Pendant de longues journées je me suis posé les questions, du temps, de la météo, de la fatigue, du coût, de l’usure du véhicule aussi, mais rien ne m’arrêta dans ma prise de décision finale qui elle, avait germé en moins d’une minute !
Les motocyclistes ayant l’habitude de ce genre de longs trips, vous confirmeront qu’on ne prévoit pas un voyage de ce genre à la légère et encore moins avec une moto de course.
Il convenait de préparer la machine qui n’avait pas traversé la France depuis bien longtemps. Une nouvelle monte de pneus s’imposait, et de ce fait, une petite étude du marché actuel me fit choisir les nouveaux Michelin Pilot Power3 appréciés des roadsters et des sportives et pouvant être utilisés sur route autant que sur circuit, l’expérience m’a confirmé que je ne m’étais pas trompé dans mon choix.
Un petit tour en atelier, le temps de me replonger dans l’ambiance des préparations de circuit et de la bonne odeur de caoutchouc, un contrôle général de la machine et la voilà enfin prête !

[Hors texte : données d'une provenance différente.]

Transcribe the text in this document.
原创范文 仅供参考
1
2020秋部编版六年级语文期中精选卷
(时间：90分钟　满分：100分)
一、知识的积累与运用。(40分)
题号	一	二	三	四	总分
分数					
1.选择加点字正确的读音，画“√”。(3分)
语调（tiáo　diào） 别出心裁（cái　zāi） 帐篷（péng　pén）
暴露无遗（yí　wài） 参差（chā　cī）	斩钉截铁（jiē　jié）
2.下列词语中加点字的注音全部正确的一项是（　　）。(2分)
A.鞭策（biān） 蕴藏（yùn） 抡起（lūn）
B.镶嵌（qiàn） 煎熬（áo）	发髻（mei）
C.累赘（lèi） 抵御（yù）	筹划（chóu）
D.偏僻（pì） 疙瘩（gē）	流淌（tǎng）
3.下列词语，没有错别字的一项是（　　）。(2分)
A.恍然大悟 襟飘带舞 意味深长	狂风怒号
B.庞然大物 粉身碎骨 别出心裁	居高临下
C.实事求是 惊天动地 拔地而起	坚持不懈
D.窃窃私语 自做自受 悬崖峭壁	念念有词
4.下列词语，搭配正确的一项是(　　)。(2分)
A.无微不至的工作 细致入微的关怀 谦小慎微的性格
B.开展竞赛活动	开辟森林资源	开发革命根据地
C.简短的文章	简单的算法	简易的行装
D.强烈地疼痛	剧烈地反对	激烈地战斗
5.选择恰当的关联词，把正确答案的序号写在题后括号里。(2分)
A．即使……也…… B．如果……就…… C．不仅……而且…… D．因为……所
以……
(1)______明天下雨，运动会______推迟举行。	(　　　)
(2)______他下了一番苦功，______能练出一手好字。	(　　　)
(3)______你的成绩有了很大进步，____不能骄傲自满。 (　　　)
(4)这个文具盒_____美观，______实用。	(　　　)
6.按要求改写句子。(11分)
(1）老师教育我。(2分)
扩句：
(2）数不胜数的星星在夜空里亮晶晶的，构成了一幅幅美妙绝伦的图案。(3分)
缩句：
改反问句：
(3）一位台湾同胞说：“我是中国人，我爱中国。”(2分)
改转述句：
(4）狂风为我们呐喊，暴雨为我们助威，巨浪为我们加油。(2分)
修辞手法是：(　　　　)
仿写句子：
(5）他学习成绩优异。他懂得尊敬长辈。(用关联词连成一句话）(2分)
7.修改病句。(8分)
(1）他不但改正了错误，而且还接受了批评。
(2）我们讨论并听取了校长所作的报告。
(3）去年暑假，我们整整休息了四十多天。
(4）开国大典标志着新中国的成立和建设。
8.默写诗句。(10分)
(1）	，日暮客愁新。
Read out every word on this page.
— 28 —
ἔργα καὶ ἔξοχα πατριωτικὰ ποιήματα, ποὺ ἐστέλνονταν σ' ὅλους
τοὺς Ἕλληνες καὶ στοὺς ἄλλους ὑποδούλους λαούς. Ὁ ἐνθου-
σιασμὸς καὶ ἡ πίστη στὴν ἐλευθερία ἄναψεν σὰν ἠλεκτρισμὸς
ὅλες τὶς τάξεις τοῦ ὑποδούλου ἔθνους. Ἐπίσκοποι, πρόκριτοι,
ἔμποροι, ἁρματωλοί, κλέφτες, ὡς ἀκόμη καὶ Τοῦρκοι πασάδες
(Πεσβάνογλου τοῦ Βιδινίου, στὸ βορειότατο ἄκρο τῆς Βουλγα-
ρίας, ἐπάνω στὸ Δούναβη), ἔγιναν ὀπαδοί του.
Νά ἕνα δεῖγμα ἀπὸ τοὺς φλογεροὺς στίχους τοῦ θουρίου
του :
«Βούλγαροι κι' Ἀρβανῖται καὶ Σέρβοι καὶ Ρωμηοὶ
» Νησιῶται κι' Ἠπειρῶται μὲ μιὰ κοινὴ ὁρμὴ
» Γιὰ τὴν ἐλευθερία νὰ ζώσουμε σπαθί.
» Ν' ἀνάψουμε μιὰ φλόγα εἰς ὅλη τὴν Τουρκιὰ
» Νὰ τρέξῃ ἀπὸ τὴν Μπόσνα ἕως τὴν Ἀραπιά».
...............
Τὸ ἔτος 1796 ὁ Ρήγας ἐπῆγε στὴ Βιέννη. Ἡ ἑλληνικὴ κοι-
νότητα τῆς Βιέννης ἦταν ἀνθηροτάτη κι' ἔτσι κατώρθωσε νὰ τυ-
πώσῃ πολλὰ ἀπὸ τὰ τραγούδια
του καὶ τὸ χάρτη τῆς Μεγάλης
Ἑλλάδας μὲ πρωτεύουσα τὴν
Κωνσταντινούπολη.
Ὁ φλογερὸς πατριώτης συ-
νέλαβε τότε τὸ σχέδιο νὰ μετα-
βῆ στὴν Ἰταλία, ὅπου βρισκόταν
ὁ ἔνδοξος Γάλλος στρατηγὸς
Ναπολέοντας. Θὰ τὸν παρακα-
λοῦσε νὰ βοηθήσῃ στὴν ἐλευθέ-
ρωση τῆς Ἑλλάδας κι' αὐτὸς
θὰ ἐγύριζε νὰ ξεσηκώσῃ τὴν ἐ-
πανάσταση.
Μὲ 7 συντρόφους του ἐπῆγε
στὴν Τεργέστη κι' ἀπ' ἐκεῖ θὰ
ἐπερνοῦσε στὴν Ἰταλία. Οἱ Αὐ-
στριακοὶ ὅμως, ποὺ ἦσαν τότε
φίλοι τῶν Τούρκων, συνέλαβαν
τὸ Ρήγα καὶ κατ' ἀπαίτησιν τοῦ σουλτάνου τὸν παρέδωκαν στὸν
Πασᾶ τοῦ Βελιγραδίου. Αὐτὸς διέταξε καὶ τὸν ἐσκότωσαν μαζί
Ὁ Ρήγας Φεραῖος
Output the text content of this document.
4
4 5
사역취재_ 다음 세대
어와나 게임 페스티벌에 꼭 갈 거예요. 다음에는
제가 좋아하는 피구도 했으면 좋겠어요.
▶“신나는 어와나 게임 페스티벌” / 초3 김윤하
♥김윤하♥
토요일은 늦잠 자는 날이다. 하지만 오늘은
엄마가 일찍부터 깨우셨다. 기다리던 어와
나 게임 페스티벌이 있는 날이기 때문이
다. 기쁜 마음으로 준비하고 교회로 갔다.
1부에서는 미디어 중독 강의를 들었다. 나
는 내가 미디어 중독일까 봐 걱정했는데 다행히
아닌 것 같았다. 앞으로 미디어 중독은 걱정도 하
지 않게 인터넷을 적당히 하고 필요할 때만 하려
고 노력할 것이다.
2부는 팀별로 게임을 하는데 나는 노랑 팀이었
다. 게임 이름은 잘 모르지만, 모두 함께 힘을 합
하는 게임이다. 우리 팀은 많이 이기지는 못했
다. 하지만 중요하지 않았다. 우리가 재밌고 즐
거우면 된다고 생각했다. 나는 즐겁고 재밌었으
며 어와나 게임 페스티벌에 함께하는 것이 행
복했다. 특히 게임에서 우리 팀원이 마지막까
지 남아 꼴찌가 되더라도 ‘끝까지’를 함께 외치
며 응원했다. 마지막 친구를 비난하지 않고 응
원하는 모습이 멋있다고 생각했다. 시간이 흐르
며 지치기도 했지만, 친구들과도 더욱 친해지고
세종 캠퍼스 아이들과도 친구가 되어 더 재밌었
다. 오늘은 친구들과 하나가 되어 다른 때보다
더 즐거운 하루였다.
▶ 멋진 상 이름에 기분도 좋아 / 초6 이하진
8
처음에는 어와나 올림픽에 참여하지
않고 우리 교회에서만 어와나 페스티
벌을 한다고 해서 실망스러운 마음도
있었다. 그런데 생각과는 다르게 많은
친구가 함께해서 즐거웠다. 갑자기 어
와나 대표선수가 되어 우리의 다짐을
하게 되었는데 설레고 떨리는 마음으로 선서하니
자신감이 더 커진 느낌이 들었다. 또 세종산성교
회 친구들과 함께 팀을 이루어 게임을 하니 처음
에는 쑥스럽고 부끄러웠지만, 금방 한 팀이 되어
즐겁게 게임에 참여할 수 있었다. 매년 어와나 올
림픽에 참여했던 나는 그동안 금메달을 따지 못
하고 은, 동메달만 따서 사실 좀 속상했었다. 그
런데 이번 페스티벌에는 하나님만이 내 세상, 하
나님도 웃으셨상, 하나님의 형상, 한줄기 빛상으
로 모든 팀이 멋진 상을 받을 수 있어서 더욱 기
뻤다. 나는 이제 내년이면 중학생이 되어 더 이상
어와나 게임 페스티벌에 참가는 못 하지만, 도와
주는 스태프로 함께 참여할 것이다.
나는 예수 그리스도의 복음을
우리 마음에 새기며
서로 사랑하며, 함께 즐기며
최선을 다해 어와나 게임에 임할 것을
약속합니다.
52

Ensuite la réflexion s’est portée sur l’équipement de route, un petit tour chez mon amie Nathalie avenue de la Grande Armée, toujours de bon conseil depuis mes débuts sur circuit, c’est toujours un plaisir de m’en remettre à elle pour choisir mes équipements.
Le plaisir de rechercher les solutions idéales, partager les conseils des professionnels et évoquer avec eux mon projet fut un bon début.
Je trouvais une sacoche de réservoir parfaitement conçue et assortie aux couleurs de ma moto. (le coup de bol magistral !)
Puis un sac étanche pour transporter mes ordinateurs portables à l’arrière de la moto, et pour conclure, une combinaison de pluie efficace en prévision des conditions climatiques annoncées par météo France.
L’avantage de partir uniquement pour le travail, c’est que j’ai pu troquer les affaires liées aux loisirs contre celles nécessaires pour mon business qui occupent bien moins de place.
Par sécurité et pour essayer tout ce nouveau matériel sur la belle, je fis un test routier la veille de mon départ officiel. Un petit au revoir à mes deux fils « motards dans l’âme » et le constat de mes choix idéaux.
Me voici prêt pour le grand départ, je prévois de prendre mon « envol » dans la nuit pour arriver en fin de journée à Madrid. Les nuits comme d’habitude sont courtes pour moi et trouver le temps de reposer mes yeux quelques heures n’était pas gagné !
De surcroit, un chalazion récent à l’œil droit, très douloureux, n’a fait qu’augmenter l’aspect pénible du projet. C’est en fait 4h de sommeil plus tard et avec une souffrance terrible que je m’habille pour prendre la route, c’est là que l’aventure continue.
La sacoche réservoir protégée, le sac arrière bien harnaché et mon fameux Helmet Bag Insolent Rider dans le dos afin de protéger mon casque pendant mes arrêts prolongés, je monte sur ma moto et je la démarre.
Sous le doux ronronnement de la bête, je jette un dernier coup d’œil autour de moi pour graver en moi ces belles images de la nature environnante. Je tourne la poignée de gaz !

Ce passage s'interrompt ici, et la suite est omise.